Over two days on the witness stand, Odom has been recounting his time in prison, his sexual assaults, his suicide attempts, his depression and his estranged family relations; all of that is attributed, he says, to his false imprisonment for a 1981 armed robbery, burglary and rape conviction. He is suing the District for emotional and physical pain and distress from his time at the Lorton prison.
Yet according to Maxwell this can be “undone by an investigation that clears the accused, especially if it is done quickly.” How can the District of Columbia undo the rapes, the HIV infection, the suicide attempts, the depression, and the torn family relations? Odom certainly does not consider this an easy fix:
Odom now lives with his wife of ten years in southeast DC. He welcomed the ($9.2 million compensation) but added, “They can’t pay me enough money to give me back the years that I’ve lost,” as he tries to reconnect with his adult daughter, reported the Post.
“I’m just kind of continuing to move on with my life. It’s hard, but we’re working on it together, which is a good thing,” he said.
And the abuse Odom suffered does not only affect him. According to the Post, Odom’s South African wife was denied citizenship by the Department of Homeland Security because of his rape conviction.
Many people like Maxwell love to paint false accusations and wrongful convictions as victimless crimes. They will admit these acts are bad, if prodded and pushed enough, but rarely do they acknowledge the true horror of what happens. Odom is sadly and oddly one of the lucky ones in that there was DNA evidence to exonerate him. For many innocent men and boys accused of rape there is no physical evidence to exonerate them, either because the actual criminal left no traces, the police destroyed the evidence following conviction, or there was no evidence to begin with because no crime happened.

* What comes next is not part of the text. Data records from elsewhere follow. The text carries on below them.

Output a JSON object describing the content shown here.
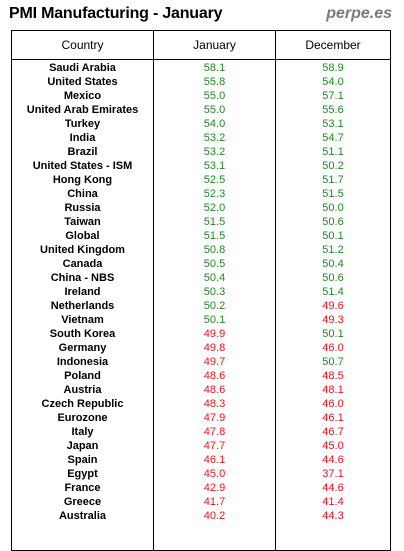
{
  "title": "PMI Manufacturing - January",
  "brand": "perpe.es",
  "colors": {
    "above_50": "#1f8a1f",
    "below_50": "#e8141b"
  },
  "chart_data": {
    "type": "table",
    "title": "PMI Manufacturing - January",
    "columns": [
      "Country",
      "January",
      "December"
    ],
    "threshold": 50,
    "rows": [
      {
        "country": "Saudi Arabia",
        "january": "58.1",
        "december": "58.9"
      },
      {
        "country": "United States",
        "january": "55.8",
        "december": "54.0"
      },
      {
        "country": "Mexico",
        "january": "55.0",
        "december": "57.1"
      },
      {
        "country": "United Arab Emirates",
        "january": "55.0",
        "december": "55.6"
      },
      {
        "country": "Turkey",
        "january": "54.0",
        "december": "53.1"
      },
      {
        "country": "India",
        "january": "53.2",
        "december": "54.7"
      },
      {
        "country": "Brazil",
        "january": "53.2",
        "december": "51.1"
      },
      {
        "country": "United States - ISM",
        "january": "53.1",
        "december": "50.2"
      },
      {
        "country": "Hong Kong",
        "january": "52.5",
        "december": "51.7"
      },
      {
        "country": "China",
        "january": "52.3",
        "december": "51.5"
      },
      {
        "country": "Russia",
        "january": "52.0",
        "december": "50.0"
      },
      {
        "country": "Taiwan",
        "january": "51.5",
        "december": "50.6"
      },
      {
        "country": "Global",
        "january": "51.5",
        "december": "50.1"
      },
      {
        "country": "United Kingdom",
        "january": "50.8",
        "december": "51.2"
      },
      {
        "country": "Canada",
        "january": "50.5",
        "december": "50.4"
      },
      {
        "country": "China - NBS",
        "january": "50.4",
        "december": "50.6"
      },
      {
        "country": "Ireland",
        "january": "50.3",
        "december": "51.4"
      },
      {
        "country": "Netherlands",
        "january": "50.2",
        "december": "49.6"
      },
      {
        "country": "Vietnam",
        "january": "50.1",
        "december": "49.3"
      },
      {
        "country": "South Korea",
        "january": "49.9",
        "december": "50.1"
      },
      {
        "country": "Germany",
        "january": "49.8",
        "december": "46.0"
      },
      {
        "country": "Indonesia",
        "january": "49.7",
        "december": "50.7"
      },
      {
        "country": "Poland",
        "january": "48.6",
        "december": "48.5"
      },
      {
        "country": "Austria",
        "january": "48.6",
        "december": "48.1"
      },
      {
        "country": "Czech Republic",
        "january": "48.3",
        "december": "46.0"
      },
      {
        "country": "Eurozone",
        "january": "47.9",
        "december": "46.1"
      },
      {
        "country": "Italy",
        "january": "47.8",
        "december": "46.7"
      },
      {
        "country": "Japan",
        "january": "47.7",
        "december": "45.0"
      },
      {
        "country": "Spain",
        "january": "46.1",
        "december": "44.6"
      },
      {
        "country": "Egypt",
        "january": "45.0",
        "december": "37.1"
      },
      {
        "country": "France",
        "january": "42.9",
        "december": "44.6"
      },
      {
        "country": "Greece",
        "january": "41.7",
        "december": "41.4"
      },
      {
        "country": "Australia",
        "january": "40.2",
        "december": "44.3"
      }
    ]
  }
}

The latter one is particularly important. What happens when a woman accuses a man of raping her if they had consensual sex or if he never touched her? If there is a conviction, how does that man prove his innocence? What evidence could he possibly present to show no crime occurred? How many men and boys are facing this problem?

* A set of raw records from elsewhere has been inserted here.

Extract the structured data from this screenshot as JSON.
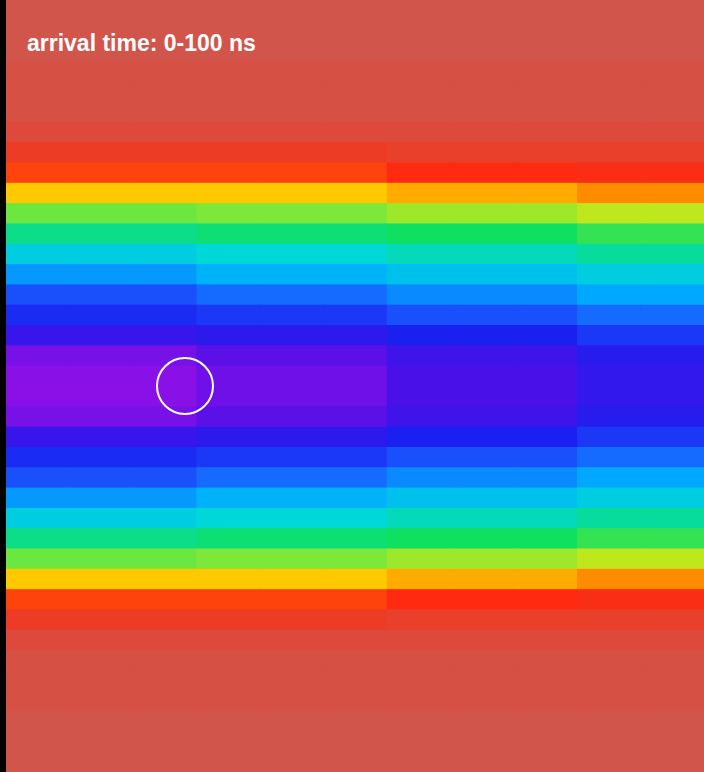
{
  "chart_data": {
    "type": "heatmap",
    "title": "arrival time: 0-100 ns",
    "tick_labels": false,
    "color_range": [
      0,
      1
    ],
    "cells": [
      [
        0.01,
        0.01,
        0.01,
        0.01,
        0.01,
        0.01,
        0.01,
        0.01,
        0.01,
        0.01,
        0.01
      ],
      [
        0.01,
        0.01,
        0.01,
        0.01,
        0.01,
        0.01,
        0.01,
        0.01,
        0.01,
        0.01,
        0.01
      ],
      [
        0.01,
        0.01,
        0.01,
        0.01,
        0.01,
        0.01,
        0.01,
        0.01,
        0.01,
        0.01,
        0.01
      ],
      [
        0.02,
        0.02,
        0.02,
        0.02,
        0.02,
        0.02,
        0.02,
        0.02,
        0.02,
        0.02,
        0.02
      ],
      [
        0.02,
        0.02,
        0.02,
        0.02,
        0.02,
        0.02,
        0.02,
        0.02,
        0.02,
        0.02,
        0.02
      ],
      [
        0.02,
        0.02,
        0.02,
        0.02,
        0.02,
        0.02,
        0.02,
        0.02,
        0.02,
        0.02,
        0.02
      ],
      [
        0.03,
        0.03,
        0.03,
        0.03,
        0.03,
        0.03,
        0.03,
        0.03,
        0.03,
        0.03,
        0.03
      ],
      [
        0.06,
        0.06,
        0.06,
        0.06,
        0.06,
        0.06,
        0.05,
        0.05,
        0.05,
        0.05,
        0.05
      ],
      [
        0.12,
        0.12,
        0.12,
        0.12,
        0.12,
        0.12,
        0.1,
        0.1,
        0.1,
        0.09,
        0.09
      ],
      [
        0.22,
        0.22,
        0.22,
        0.22,
        0.22,
        0.22,
        0.2,
        0.2,
        0.2,
        0.18,
        0.18
      ],
      [
        0.33,
        0.33,
        0.33,
        0.32,
        0.32,
        0.32,
        0.3,
        0.3,
        0.3,
        0.28,
        0.28
      ],
      [
        0.42,
        0.42,
        0.42,
        0.4,
        0.4,
        0.4,
        0.38,
        0.38,
        0.38,
        0.36,
        0.36
      ],
      [
        0.52,
        0.52,
        0.52,
        0.5,
        0.5,
        0.5,
        0.47,
        0.47,
        0.47,
        0.44,
        0.44
      ],
      [
        0.62,
        0.62,
        0.62,
        0.58,
        0.58,
        0.58,
        0.55,
        0.55,
        0.55,
        0.52,
        0.52
      ],
      [
        0.72,
        0.72,
        0.72,
        0.68,
        0.68,
        0.68,
        0.64,
        0.64,
        0.64,
        0.6,
        0.6
      ],
      [
        0.78,
        0.78,
        0.78,
        0.76,
        0.76,
        0.76,
        0.72,
        0.72,
        0.72,
        0.68,
        0.68
      ],
      [
        0.85,
        0.85,
        0.85,
        0.83,
        0.83,
        0.83,
        0.8,
        0.8,
        0.8,
        0.76,
        0.76
      ],
      [
        0.93,
        0.93,
        0.93,
        0.9,
        0.9,
        0.9,
        0.86,
        0.86,
        0.86,
        0.82,
        0.82
      ],
      [
        0.95,
        0.95,
        0.95,
        0.92,
        0.92,
        0.92,
        0.88,
        0.88,
        0.88,
        0.84,
        0.84
      ],
      [
        0.95,
        0.95,
        0.95,
        0.92,
        0.92,
        0.92,
        0.88,
        0.88,
        0.88,
        0.84,
        0.84
      ],
      [
        0.93,
        0.93,
        0.93,
        0.9,
        0.9,
        0.9,
        0.86,
        0.86,
        0.86,
        0.82,
        0.82
      ],
      [
        0.85,
        0.85,
        0.85,
        0.83,
        0.83,
        0.83,
        0.8,
        0.8,
        0.8,
        0.76,
        0.76
      ],
      [
        0.78,
        0.78,
        0.78,
        0.76,
        0.76,
        0.76,
        0.72,
        0.72,
        0.72,
        0.68,
        0.68
      ],
      [
        0.72,
        0.72,
        0.72,
        0.68,
        0.68,
        0.68,
        0.64,
        0.64,
        0.64,
        0.6,
        0.6
      ],
      [
        0.62,
        0.62,
        0.62,
        0.58,
        0.58,
        0.58,
        0.55,
        0.55,
        0.55,
        0.52,
        0.52
      ],
      [
        0.52,
        0.52,
        0.52,
        0.5,
        0.5,
        0.5,
        0.47,
        0.47,
        0.47,
        0.44,
        0.44
      ],
      [
        0.42,
        0.42,
        0.42,
        0.4,
        0.4,
        0.4,
        0.38,
        0.38,
        0.38,
        0.36,
        0.36
      ],
      [
        0.33,
        0.33,
        0.33,
        0.32,
        0.32,
        0.32,
        0.3,
        0.3,
        0.3,
        0.28,
        0.28
      ],
      [
        0.22,
        0.22,
        0.22,
        0.22,
        0.22,
        0.22,
        0.2,
        0.2,
        0.2,
        0.18,
        0.18
      ],
      [
        0.12,
        0.12,
        0.12,
        0.12,
        0.12,
        0.12,
        0.1,
        0.1,
        0.1,
        0.09,
        0.09
      ],
      [
        0.06,
        0.06,
        0.06,
        0.06,
        0.06,
        0.06,
        0.05,
        0.05,
        0.05,
        0.05,
        0.05
      ],
      [
        0.03,
        0.03,
        0.03,
        0.03,
        0.03,
        0.03,
        0.03,
        0.03,
        0.03,
        0.03,
        0.03
      ],
      [
        0.02,
        0.02,
        0.02,
        0.02,
        0.02,
        0.02,
        0.02,
        0.02,
        0.02,
        0.02,
        0.02
      ],
      [
        0.02,
        0.02,
        0.02,
        0.02,
        0.02,
        0.02,
        0.02,
        0.02,
        0.02,
        0.02,
        0.02
      ],
      [
        0.02,
        0.02,
        0.02,
        0.02,
        0.02,
        0.02,
        0.02,
        0.02,
        0.02,
        0.02,
        0.02
      ],
      [
        0.01,
        0.01,
        0.01,
        0.01,
        0.01,
        0.01,
        0.01,
        0.01,
        0.01,
        0.01,
        0.01
      ],
      [
        0.01,
        0.01,
        0.01,
        0.01,
        0.01,
        0.01,
        0.01,
        0.01,
        0.01,
        0.01,
        0.01
      ],
      [
        0.01,
        0.01,
        0.01,
        0.01,
        0.01,
        0.01,
        0.01,
        0.01,
        0.01,
        0.01,
        0.01
      ]
    ]
  }
}
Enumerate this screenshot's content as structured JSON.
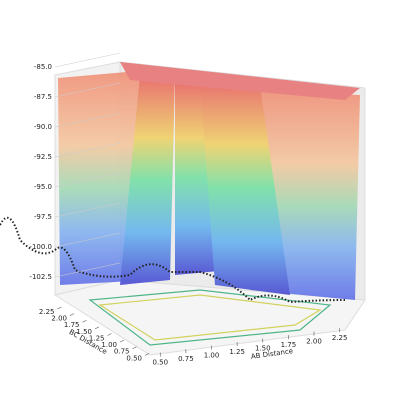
{
  "chart_data": {
    "type": "surface",
    "xlabel": "AB Distance",
    "ylabel": "BC Distance",
    "xlim": [
      0.4,
      2.4
    ],
    "ylim": [
      0.4,
      2.4
    ],
    "zlim": [
      -104,
      -84
    ],
    "xticks": [
      {
        "value": 0.5,
        "label": "0.50"
      },
      {
        "value": 0.75,
        "label": "0.75"
      },
      {
        "value": 1.0,
        "label": "1.00"
      },
      {
        "value": 1.25,
        "label": "1.25"
      },
      {
        "value": 1.5,
        "label": "1.50"
      },
      {
        "value": 1.75,
        "label": "1.75"
      },
      {
        "value": 2.0,
        "label": "2.00"
      },
      {
        "value": 2.25,
        "label": "2.25"
      }
    ],
    "yticks": [
      {
        "value": 0.5,
        "label": "0.50"
      },
      {
        "value": 0.75,
        "label": "0.75"
      },
      {
        "value": 1.0,
        "label": "1.00"
      },
      {
        "value": 1.25,
        "label": "1.25"
      },
      {
        "value": 1.5,
        "label": "1.50"
      },
      {
        "value": 1.75,
        "label": "1.75"
      },
      {
        "value": 2.0,
        "label": "2.00"
      },
      {
        "value": 2.25,
        "label": "2.25"
      }
    ],
    "zticks": [
      {
        "value": -85,
        "label": "-85.0"
      },
      {
        "value": -87.5,
        "label": "-87.5"
      },
      {
        "value": -90,
        "label": "-90.0"
      },
      {
        "value": -92.5,
        "label": "-92.5"
      },
      {
        "value": -95,
        "label": "-95.0"
      },
      {
        "value": -97.5,
        "label": "-97.5"
      },
      {
        "value": -100,
        "label": "-100.0"
      },
      {
        "value": -102.5,
        "label": "-102.5"
      }
    ],
    "grid": true
  }
}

We do not know, and that should frighten us.
Every time I write about false accusations, some feminist emails me and accuses me of lying about supporting rape victims. Those feminists fail to see the point of my concern. I want actual rapists in prison, not innocent men. There is no amount of listening and believing victims of any crime that would ever justify locking someone away for a few minutes, let alone 20 years, for a crime they did not commit or one that never happened.
Perhaps I am alone in this, yet I would rather no one believe me or any victim of a crime than an innocent person go to prison. What happened to me already happened. There is no amount of arrests or punishment that will ever change that. However, it is possible to completely avoid placing innocent people behind bars. It has not happened yet, therefore we have time to prevent it. The moral thing to do is not to lock away some innocent man until you figure out his actual guilt or innocence and then pay him $10 million 20 years later when you get it wrong.
The moral thing to do is to never have imprisoned him in the first place.